Mittlerweile kann Pyro auf ein stattliches Gesamtwerk zurückblicken. Er hat auf 50 Samplern und Kollaborationen mitgewirkt, so auch am legendären 84-Minuten-Track «1City1Song». Mit den Crews VinylBros und Rappartement kooperiert. Zwei Solo-Longplayer sind auf dem Markt und ein dritter ist in Arbeit. In den letzten zehn Jahren hat er über 1000 Shows geliefert.

Video «1 City 1 Song»:

Wie es sich für einen Basler Rapper gehört, ist auch Pyro ein begeisterter FCB-Fan. Doch auf seinem aktuellen Album gibt es keinen Fussball-Song mehr. Den Track «Rot Blau» vom Album «Hoffnigsfungge» nahmen die Medien schon zum Anlass, ihn als FCB-Rapper zu etikettieren. «Das bin ich nicht und will ich auch nicht sein. Dieses Lied war für mich ein Dankeschön an alle, die neben dem Spielfeld für kreative Choreos sorgten. Ausserdem ist der Hymne-Job schon an die Crew Triple Nine vergeben.»

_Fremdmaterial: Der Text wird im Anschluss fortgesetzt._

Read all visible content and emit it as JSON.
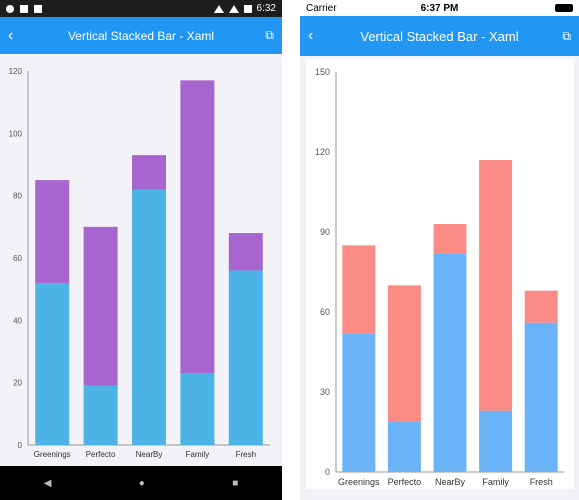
{
  "android": {
    "status": {
      "time": "6:32"
    },
    "title": "Vertical Stacked Bar - Xaml",
    "back_icon": "‹",
    "external_icon": "⧉",
    "nav_buttons": [
      "◀",
      "●",
      "■"
    ]
  },
  "ios": {
    "status": {
      "carrier": "Carrier",
      "time": "6:37 PM"
    },
    "title": "Vertical Stacked Bar - Xaml",
    "back_icon": "‹",
    "external_icon": "⧉"
  },
  "chart_data": [
    {
      "type": "bar",
      "stacked": true,
      "categories": [
        "Greenings",
        "Perfecto",
        "NearBy",
        "Family",
        "Fresh"
      ],
      "series": [
        {
          "values": [
            52,
            19,
            82,
            23,
            56
          ],
          "color": "#4bb3e6"
        },
        {
          "values": [
            33,
            51,
            11,
            94,
            12
          ],
          "color": "#a766cf"
        }
      ],
      "yticks": [
        0,
        20,
        40,
        60,
        80,
        100,
        120
      ],
      "ylim": [
        0,
        120
      ],
      "grid": false
    },
    {
      "type": "bar",
      "stacked": true,
      "categories": [
        "Greenings",
        "Perfecto",
        "NearBy",
        "Family",
        "Fresh"
      ],
      "series": [
        {
          "values": [
            52,
            19,
            82,
            23,
            56
          ],
          "color": "#6cb4f8"
        },
        {
          "values": [
            33,
            51,
            11,
            94,
            12
          ],
          "color": "#fb8b85"
        }
      ],
      "yticks": [
        0,
        30,
        60,
        90,
        120,
        150
      ],
      "ylim": [
        0,
        150
      ],
      "grid": false
    }
  ]
}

Von Routine ist bei Pyro nichts zu merken. Dank seiner Experimentierfreudigkeit hat er sich die Begeisterung an der Sache bis heute erhalten. Besonders inspiriert hat ihn Südafrika. Ein Besuch bei seinem Freund, dem südafrikanischen Rapper Crosby Bolani, und ein Auftritt im Rahmen der «Breathe Sunshine Unity Jam» in Kapstadt, haben seine Begeisterung neu angefacht. «In den Townships hat der Hip-Hop einen wahnsinnigen Stellenwert. Da unten machen die Leute mit dem Sound wirklich Politik. Da ist mir klar geworden: Mit Musik kann man etwas ändern.»

Am Donnerstag, 21. August, 19.30 Uhr, gibt es im kaschemme Club Basel einen Infoabend über Pyros Südafrika-Trip mit Kurzfilm und Showcase von Crosby (ZA) inklusive Gastauftritt von Pyro und Black Tiger.